Since Hollywood is a racist dream factory, the white woman is still placed on the pedestal as the ultimate beautiful woman. The image of a woman in the pop culture that is successful, talented, and attractive is still the white female. Women of colour rarely ever obtain the high-profile film roles despite being as talented, hardworking or beautiful. Halle Berry has complained in numerous media interviews that she receives the scraps the crappy film roles that an A list white actress doesn’t want.
Although Berry has a legitimate complaint that she is treated unfairly compared to the A list white actresses, she still had better opportunities than any black woman in Hollywood history. Berry was paid $14 million dollars for Catwoman, she also has endorsements with Revlon cosmetics, and she has her own perfume line.
Berry has also made some poor choices she honestly believed after she won the best actress Oscar for Monster’s Ball that she could cross over to white America.

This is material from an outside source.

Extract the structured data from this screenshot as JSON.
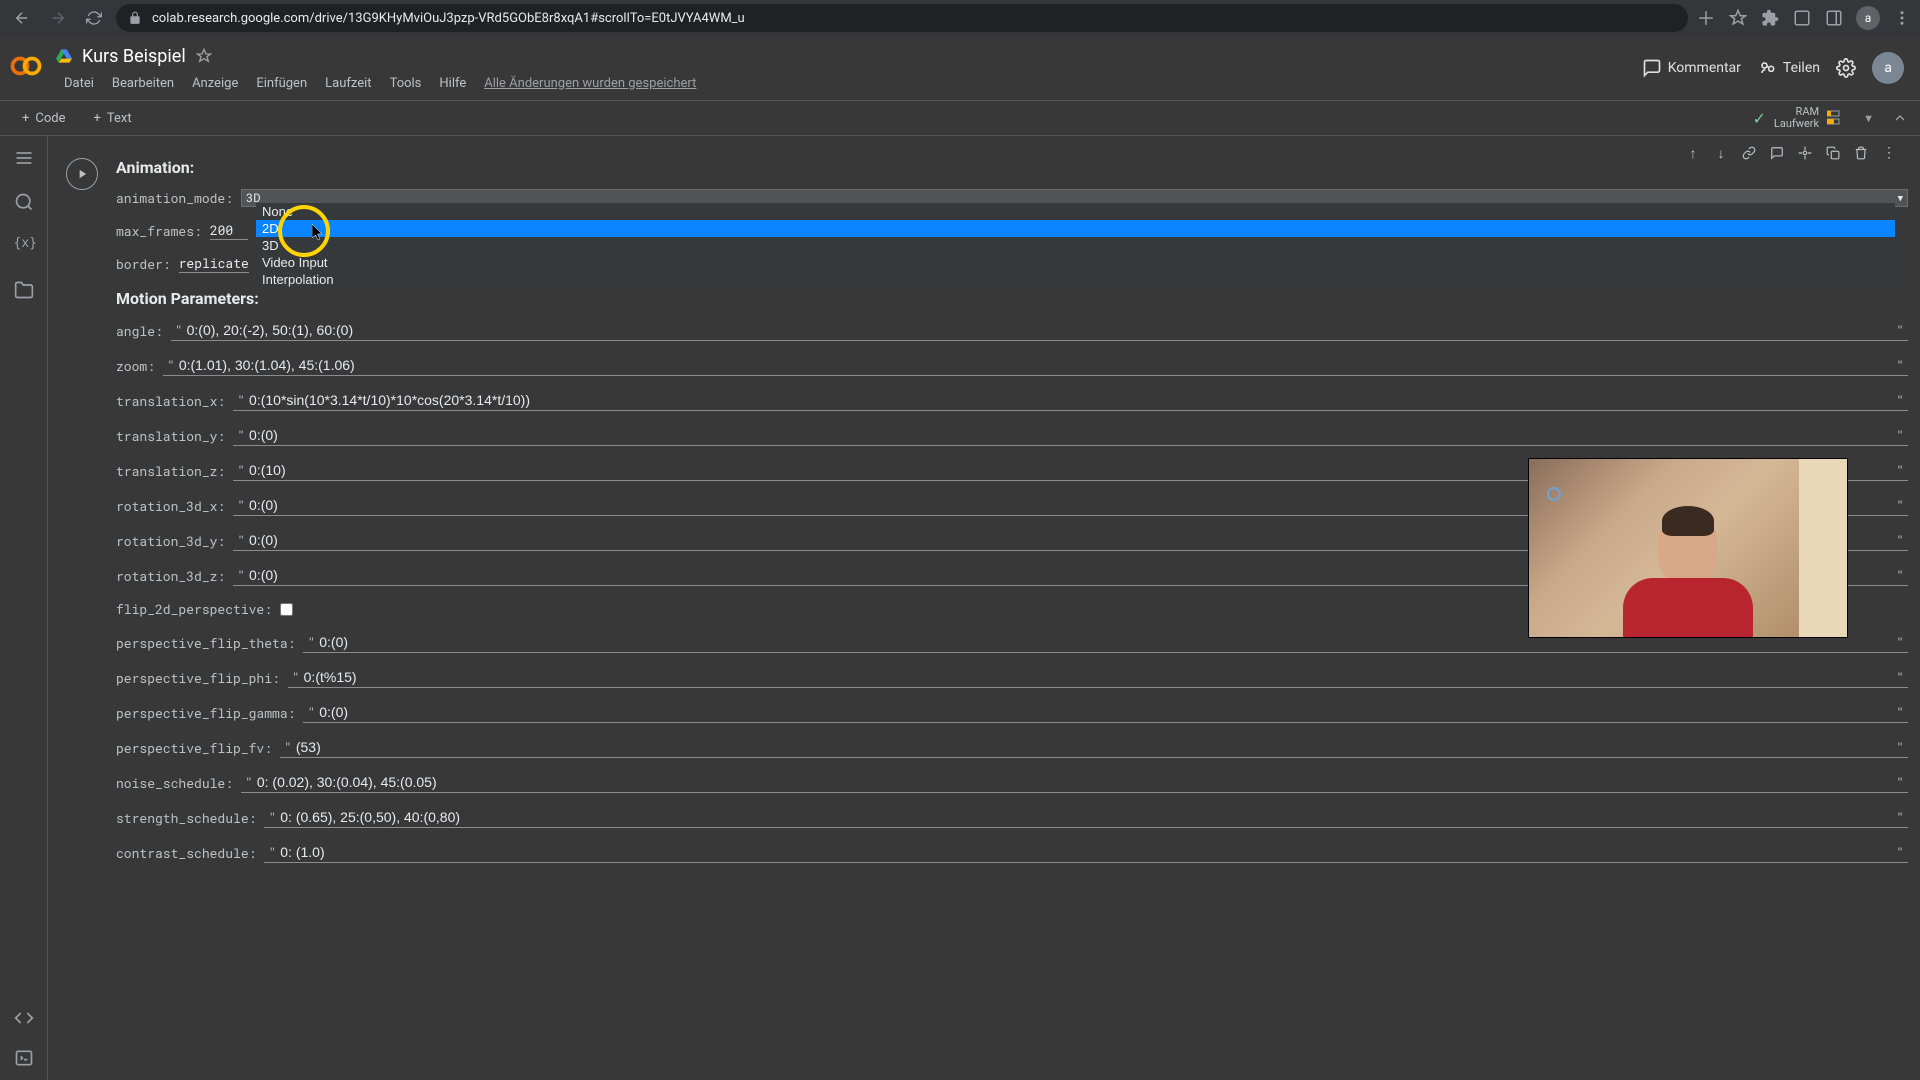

The dilemma for Halle Berry is, although she is half white she still did not connect with a mainstream audience. Berry attempted to reach the mainstream with her roles in films such as Things We Lost In A Fire, Perfect Stranger, Frankie & Alice. Berry’s recent film the pathetic and dismal shark movie Dark Tide failed to reach an audience.
The quandary for Berry is, she is an aging sex symbol although she looks great and is physically fit she is also forty-five years old. Hollywood is a sexist business and judged by their age and not their talent. Men are allowed to age in Hollywood gracefully. For instance, Denzel Washington is fifty-seven years old yet since he is a male he still has the opportunities to obtain the high-profile film roles. Will Smith is forty-three years old and Jamie Foxx is forty-four yet their careers are more successful than Halle Berry’s career. Although black men encounter racism in Hollywood they still benefit from male privilege because they are men.
All women in Hollywood are treated to the unfair misogynist double standard that they can only be successful for an ephemeral period of time. Once an actress regardless of her race reaches the magical age of forty the roles start to dry up. Meryl Streep is the exception to the rule but for most actresses regardless of their talent they are replaced by younger actresses.
Since black women encounter discrimination in relation to their race and gender Halle Berry’s decline is incredibly sad. Unfortunately for Berry, Hollywood replaced her with younger black actresses such as Zoe Saldana, Kerry Washington, Jennifer Hudson, and Meagan Good.
Halle Berry’s contemporaries such as Queen Latifah, Vivica A Fox, Taraji P Henson, Sanaa Lathan, and Gabrielle Union are still working. One problem which Halle Berry needs to address if she wants to make a comeback is to make movies which appeal to the black female audience. Tyler Perry is successful because his movies have reached black women which is a lucrative market which mainstream Hollywood tends to ignore. Black women want to see other black women fall in love, have romantic relationships, and appear in exciting and interesting movies. Queen Latifah has not forgotten the black female audience and this is the reason why her career is currently more successful than Halle Berry’s career.
If Halle Berry wants to make a successful comeback she needs to make films which will win back the black female audience. Berry needs to consider making a romantic comedy or a dramatic film which involves romance.